"Jeffrey Lord - Blade 29 - Treasure of the Stars" - читать интересную книгу автора (Lord Jeffery)

If he was, he was in danger. The rulers of Russland were an iron-fisted military elite called the Red
Flames. Their policy toward strangers was shoot on sight-unless they wanted to ask a few questions, in
which case the stranger was better off being shot. If he was in Russland, by some quirk of the computer
or the unknown forces governing Dimension X, he might actually be better off playing Tarzan in the
wilderness until the time came for him to return home.

However, three mysterious jet planes did not make a Russland. Blade laughed at his own overactive
imagination. He couldn't afford to spend too much time worrying about unanswerable questions. This
Dimension had a civilization, that civilization was technologically advanced, and he was going to find it.
He was also going to keep out of sight as much as possible on his way to find it.

That was enough for the moment. Blade found a branch lying on the ground, large enough and sound
enough to make a good club. He shouldered it and set off, still heading downstream.

Chapter 3

For the next three days Blade tramped steadily downstream, never more than a hundred yards from the
riverbank and never that far from the cover of the trees. He didn't risk a fire, but there was plenty of food
to be eaten raw. He found berries, edible mushrooms, a small reddish fish, and something like a
rabbit-sized squirrel with long floppy ears. None of them tasted very good, but together all of them kept
him alive. After the second day he had enough skins from the squirrel-rabbits to make himself sandals
and a loinguard.

The winged-disk jet planes passed low overhead at least once each day. Sometimes they carried the
gray cylinders, at other times large yellow tanks. Twice Blade saw the vapor trails of other jets flying too
high to be identified, and once he heard something that sounded vaguely like a helicopter. Once he heard
a more ominous sound in the distance, a series of echoing roars like explosions.

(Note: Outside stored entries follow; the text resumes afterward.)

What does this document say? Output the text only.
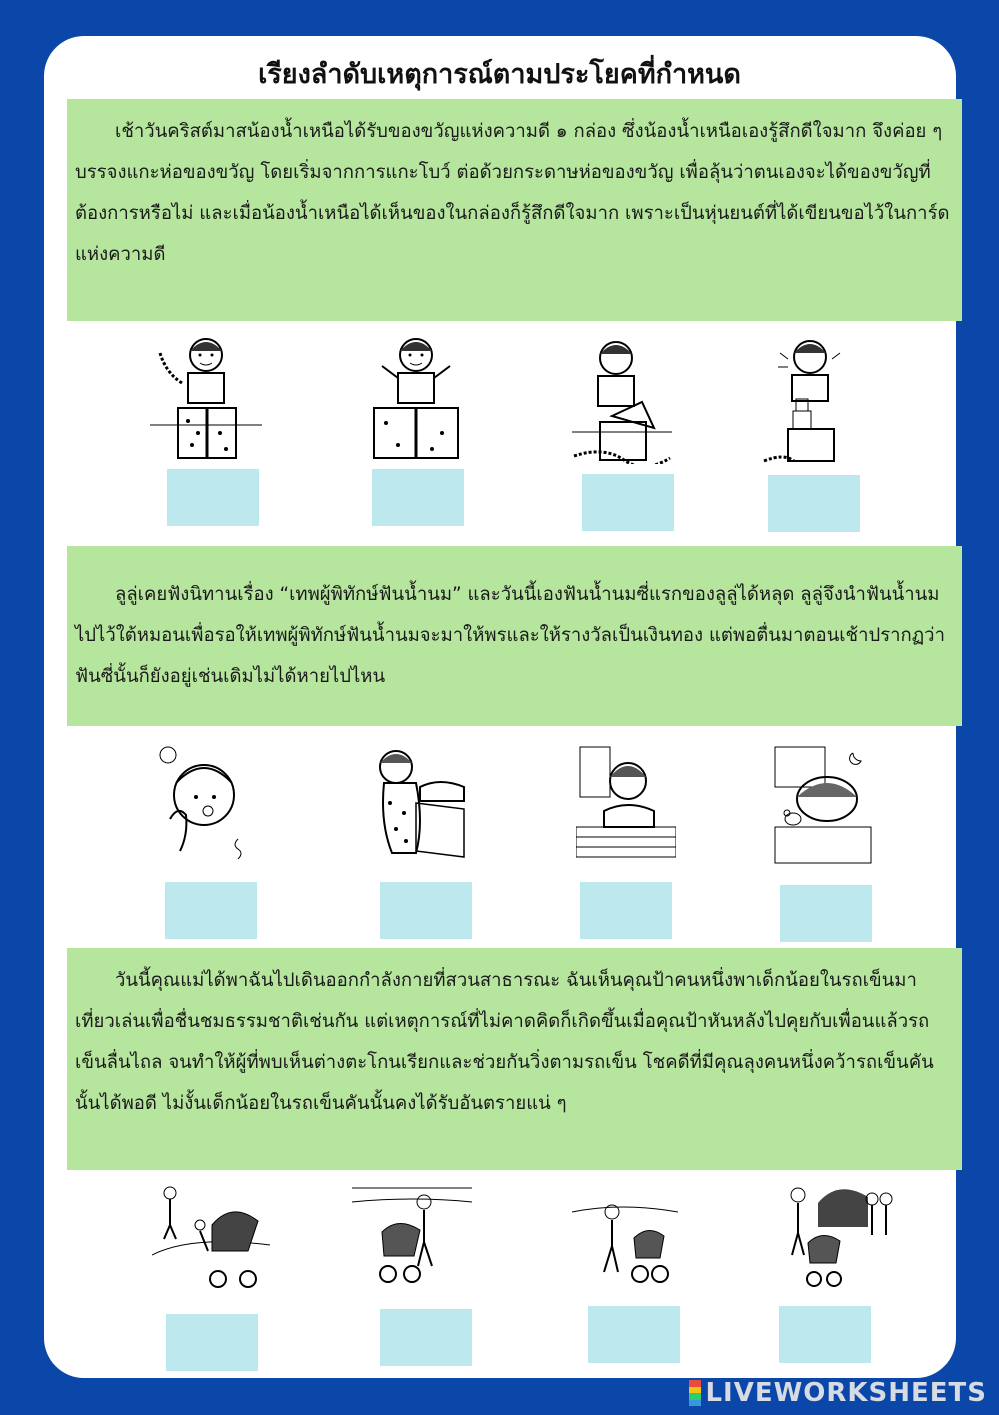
เรียงลำดับเหตุการณ์ตามประโยคที่กำหนด

เช้าวันคริสต์มาสน้องน้ำเหนือได้รับของขวัญแห่งความดี ๑ กล่อง ซึ่งน้องน้ำเหนือเองรู้สึกดีใจมาก จึงค่อย ๆ บรรจงแกะห่อของขวัญ โดยเริ่มจากการแกะโบว์ ต่อด้วยกระดาษห่อของขวัญ เพื่อลุ้นว่าตนเองจะได้ของขวัญที่ต้องการหรือไม่ และเมื่อน้องน้ำเหนือได้เห็นของในกล่องก็รู้สึกดีใจมาก เพราะเป็นหุ่นยนต์ที่ได้เขียนขอไว้ในการ์ดแห่งความดี

ลูลู่เคยฟังนิทานเรื่อง “เทพผู้พิทักษ์ฟันน้ำนม” และวันนี้เองฟันน้ำนมซี่แรกของลูลู่ได้หลุด ลูลู่จึงนำฟันน้ำนมไปไว้ใต้หมอนเพื่อรอให้เทพผู้พิทักษ์ฟันน้ำนมจะมาให้พรและให้รางวัลเป็นเงินทอง แต่พอตื่นมาตอนเช้าปรากฏว่าฟันซี่นั้นก็ยังอยู่เช่นเดิมไม่ได้หายไปไหน

วันนี้คุณแม่ได้พาฉันไปเดินออกกำลังกายที่สวนสาธารณะ ฉันเห็นคุณป้าคนหนึ่งพาเด็กน้อยในรถเข็นมาเที่ยวเล่นเพื่อชื่นชมธรรมชาติเช่นกัน แต่เหตุการณ์ที่ไม่คาดคิดก็เกิดขึ้นเมื่อคุณป้าหันหลังไปคุยกับเพื่อนแล้วรถเข็นลื่นไถล จนทำให้ผู้ที่พบเห็นต่างตะโกนเรียกและช่วยกันวิ่งตามรถเข็น โชคดีที่มีคุณลุงคนหนึ่งคว้ารถเข็นคันนั้นได้พอดี ไม่งั้นเด็กน้อยในรถเข็นคันนั้นคงได้รับอันตรายแน่ ๆ

LIVEWORKSHEETS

On the fourth day Blade reached a point where the river broke through the foothills of the mountains,
forming a rugged canyon. He had an all-day struggle to get through the canyon. Several times he ended
up clinging by fingers and toes to sheer rock faces with long drops to the rapids below him. Both his grip
and his luck held. By late afternoon he was out of the canyon, facing the wooded lowlands beyond.

A plane flew overhead as Blade made camp that night, lower than usual and cruising slowly so he was
able to make out the insignia. The plane bore a green triangle with a red border and golden wings, not the
insignia of the Russlanders or any of their allies. This was a new Dimension with a new, unknown people.
Blade slept better that night than he'd done the first three nights, because of the good news and because it
was warmer down here in the lowlands. Sandals and a fur loinguard didn't do much to keep off the night
breezes.

He was on the move before dawn the next day. As it grew light he bathed and caught three fish for
breakfast. An hour after breakfast he reached open ground. An hour farther on, much of the relief he'd
felt at learning he wasn't in Russland suddenly vanished.

In front of him lay a crater, half a mile across, more than a hundred feet deep, outlines softened by
erosion and long grass but quite unmistakable. Once, long ago, an atomic bomb had exploded here.

How long ago? The grass was thick and looked healthy enough, while bushes and even small trees grew
on the very lip of the crater. Long enough for most of the radioactivity to be gone, it seemed.